A WEEK before May Day Hugh de Moreville reached Paris, and did all that he could, on the part of the Anglo-Norman barons, to hasten the preparations, and hurry the departure of Prince Louis. Matters, however, did not go so satisfactorily as he could have wished. Philip Augustus was grave and reluctant; Louis, like his paternal grandfather, was pompous, slow, and somewhat sluggish; and the only person whose ideas on the subject moved as rapidly as those of De Moreville was Blanche of Castile, who inherited energy and intellect that would have made her, if of the other sex, quite equal to the occasion. As it was, however, De Moreville found much difficulty in persuading Louis to take the ultimate step which might expose him to the censures of the Church; and, on the eve of a great banquet, he conceived the project of surprising the prince into one of the vows of chivalry considered too serious to be broken or treated with indifference.

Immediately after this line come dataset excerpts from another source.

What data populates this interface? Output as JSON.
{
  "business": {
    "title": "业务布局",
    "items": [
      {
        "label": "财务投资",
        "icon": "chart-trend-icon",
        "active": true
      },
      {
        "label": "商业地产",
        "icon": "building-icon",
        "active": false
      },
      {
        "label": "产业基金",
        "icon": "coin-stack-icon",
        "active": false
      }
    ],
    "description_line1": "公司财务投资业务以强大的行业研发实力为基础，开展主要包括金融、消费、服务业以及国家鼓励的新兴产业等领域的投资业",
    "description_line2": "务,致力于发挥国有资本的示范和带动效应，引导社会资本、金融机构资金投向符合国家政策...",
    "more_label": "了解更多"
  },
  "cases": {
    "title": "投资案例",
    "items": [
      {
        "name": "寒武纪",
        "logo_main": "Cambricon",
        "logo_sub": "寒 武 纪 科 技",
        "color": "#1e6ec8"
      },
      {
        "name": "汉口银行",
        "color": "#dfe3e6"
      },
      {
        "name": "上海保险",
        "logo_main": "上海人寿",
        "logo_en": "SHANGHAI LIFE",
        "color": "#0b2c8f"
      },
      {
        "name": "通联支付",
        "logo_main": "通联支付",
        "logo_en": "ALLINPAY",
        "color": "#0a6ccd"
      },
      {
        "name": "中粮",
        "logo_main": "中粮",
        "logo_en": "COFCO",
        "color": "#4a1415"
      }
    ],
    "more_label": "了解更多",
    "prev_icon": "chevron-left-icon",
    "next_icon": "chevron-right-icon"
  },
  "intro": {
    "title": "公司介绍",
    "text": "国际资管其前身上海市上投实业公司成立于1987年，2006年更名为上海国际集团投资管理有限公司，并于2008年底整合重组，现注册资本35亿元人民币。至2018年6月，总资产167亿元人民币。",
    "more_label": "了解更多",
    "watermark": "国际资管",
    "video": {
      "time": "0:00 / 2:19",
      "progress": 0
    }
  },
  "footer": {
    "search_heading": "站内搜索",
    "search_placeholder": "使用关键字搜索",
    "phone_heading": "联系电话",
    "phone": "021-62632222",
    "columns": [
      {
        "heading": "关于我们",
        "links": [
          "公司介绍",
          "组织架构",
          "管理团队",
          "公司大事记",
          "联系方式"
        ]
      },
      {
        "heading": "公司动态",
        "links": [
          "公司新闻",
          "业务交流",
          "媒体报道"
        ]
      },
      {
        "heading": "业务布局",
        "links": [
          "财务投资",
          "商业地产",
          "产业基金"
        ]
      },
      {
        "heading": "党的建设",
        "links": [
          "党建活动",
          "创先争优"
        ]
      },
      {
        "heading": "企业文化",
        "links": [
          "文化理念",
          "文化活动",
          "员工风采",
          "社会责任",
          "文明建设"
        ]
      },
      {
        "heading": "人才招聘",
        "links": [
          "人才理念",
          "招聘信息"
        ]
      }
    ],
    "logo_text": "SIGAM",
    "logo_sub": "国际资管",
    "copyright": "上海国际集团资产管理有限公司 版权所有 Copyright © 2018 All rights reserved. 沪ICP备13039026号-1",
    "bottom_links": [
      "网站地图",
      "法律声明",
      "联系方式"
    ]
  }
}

Now among the vows of chivalry in fashion at that period the most solemn were known as “the vow of the peacock,” “the vow of the pheasant,” “the vow of the swans,” and “the vow of the cranes.” All these birds were esteemed noble; and the peacock was, in a particular manner, accounted proper food for the valiant and the amorous; and, when the vow was about to be made the bird was roasted, decked in its most beautiful feathers, and made its appearance on a basin of gold and silver, and was carried by ladies, magnificently dressed, to the assembled knights, who with all formality, made their vows over the bird in the presence of the company. But it was neither the vow of the peacock, nor the pheasant, nor the swans, nor the cranes, with which Hugh de Moreville was about to surprise the heir of France.